30% of Americans are in poverty or close to it

From 2000 – 2008 poverty grew at a rate twice that of population growth. Not surprising, really. During that period, there was a massive transfer of wealth from us to a few elites.

Of course, the economy got even worse in 2009, so the poverty rate is certainly even higher now – as Wall Street paid themselves record bonuses after getting bailed out by a complaint federal government.

If this doesn’t make you angry, it should.

Hartford CT and Youngstown OH are tied at 33.5% for highest poverty rate in primary cities.

I grew up near Hartford and lived there again in 2007. It’s been circling the drain since I was a kid.
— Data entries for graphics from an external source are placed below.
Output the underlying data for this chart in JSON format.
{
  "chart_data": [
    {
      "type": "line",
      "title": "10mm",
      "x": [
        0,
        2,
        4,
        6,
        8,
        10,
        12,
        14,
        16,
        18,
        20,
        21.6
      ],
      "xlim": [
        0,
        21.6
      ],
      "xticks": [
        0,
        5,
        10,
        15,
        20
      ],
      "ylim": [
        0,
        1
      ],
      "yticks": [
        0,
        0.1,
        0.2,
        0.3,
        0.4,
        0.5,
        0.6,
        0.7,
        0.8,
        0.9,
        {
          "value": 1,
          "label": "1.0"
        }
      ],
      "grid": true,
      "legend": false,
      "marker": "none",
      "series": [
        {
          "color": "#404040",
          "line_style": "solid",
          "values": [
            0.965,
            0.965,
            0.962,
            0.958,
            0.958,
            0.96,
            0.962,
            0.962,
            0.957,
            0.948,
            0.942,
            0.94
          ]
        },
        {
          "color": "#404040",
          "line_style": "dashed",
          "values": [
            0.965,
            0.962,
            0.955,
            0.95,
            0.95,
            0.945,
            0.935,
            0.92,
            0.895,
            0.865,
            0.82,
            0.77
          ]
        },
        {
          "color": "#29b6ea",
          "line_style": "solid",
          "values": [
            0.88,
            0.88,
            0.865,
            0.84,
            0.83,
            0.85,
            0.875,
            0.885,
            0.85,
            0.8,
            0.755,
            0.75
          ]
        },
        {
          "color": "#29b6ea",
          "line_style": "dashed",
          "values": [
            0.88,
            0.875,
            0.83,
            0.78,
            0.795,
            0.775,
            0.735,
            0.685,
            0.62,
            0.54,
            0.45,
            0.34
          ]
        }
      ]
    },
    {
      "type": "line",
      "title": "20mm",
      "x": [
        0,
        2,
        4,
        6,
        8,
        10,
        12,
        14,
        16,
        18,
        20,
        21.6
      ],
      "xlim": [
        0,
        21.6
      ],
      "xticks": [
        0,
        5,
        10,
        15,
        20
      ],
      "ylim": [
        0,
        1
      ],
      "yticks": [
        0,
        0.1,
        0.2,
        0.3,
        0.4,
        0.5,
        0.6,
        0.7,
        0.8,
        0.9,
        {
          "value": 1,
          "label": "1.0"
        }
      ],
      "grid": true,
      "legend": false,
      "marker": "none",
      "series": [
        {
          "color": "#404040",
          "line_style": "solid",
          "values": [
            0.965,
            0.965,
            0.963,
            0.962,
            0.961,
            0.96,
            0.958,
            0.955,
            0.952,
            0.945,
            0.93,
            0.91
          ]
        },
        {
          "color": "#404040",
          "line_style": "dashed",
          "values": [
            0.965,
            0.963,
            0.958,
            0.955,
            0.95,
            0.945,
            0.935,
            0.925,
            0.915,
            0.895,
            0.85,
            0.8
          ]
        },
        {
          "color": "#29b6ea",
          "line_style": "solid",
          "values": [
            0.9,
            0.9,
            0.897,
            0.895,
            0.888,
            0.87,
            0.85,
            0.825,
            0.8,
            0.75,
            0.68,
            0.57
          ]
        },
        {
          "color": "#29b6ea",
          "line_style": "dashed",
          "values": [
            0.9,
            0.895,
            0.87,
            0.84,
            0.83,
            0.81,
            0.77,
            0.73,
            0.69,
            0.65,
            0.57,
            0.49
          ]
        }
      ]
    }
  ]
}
Something like 33% of children in Hartford have one or both parents in prison. It’s appalling. And their supposedly reformist, progressive mayor was indicted twice on corruption charges last year.

If anyone could have figured out how to bring back Hartford, it would have happened already. It’s the classic donut of urban theory, well-off suburbs surrounding a collapsing city in the middle. The banksters have made things worse for the poor, as witness the accelerating poverty rate, but these problems have been worsening for decades.

  • EGrise

    “That’s pandering populism,” [Sen. Judd Gregg (R-N.H.)] said during an appearance on CNBC in response to some Democrats’ and Republicans’ criticisms of the Fed chairman. “There’s a lot of populism going on in this country right now, and I’m tired of it.”

    Of course, I’d say that there’s not nearly enough…

    • DJ

      Sad that a senator from the “Live free or die” state would toe the GOP line like that. Having grown up there, I bet populism is alive and well in NH, and that Sen. Gregg is putting his party before his people.

    • “They only call it class war when we fight back.”

  • You state that it is the federal government that bailed the banks out. We should always make it quite clear that in America, as in Britain, it is not the government that bailed out the banks, it was the tax payers and we will have to foot the bill with massive cuts to social spending and job loses. The governemt will sail along changing the face of its leader every now and again, but we will have to carry the can. The wealthy stay wealthy, the poor get poorer.

  • DJ

    Actually they will probably try to (continue to?) inflate their way out of debt. The U.S. money supply has nearly doubled since 2000, meaning that every dollar owed by the Fed (and every dollar we earn) is worth half as much. It can be expected to double again over the next decade– every dollar owed (and earned) will be worth only 25 cents. That’s a nice deal for an indebted government, but not so good for its wage earners.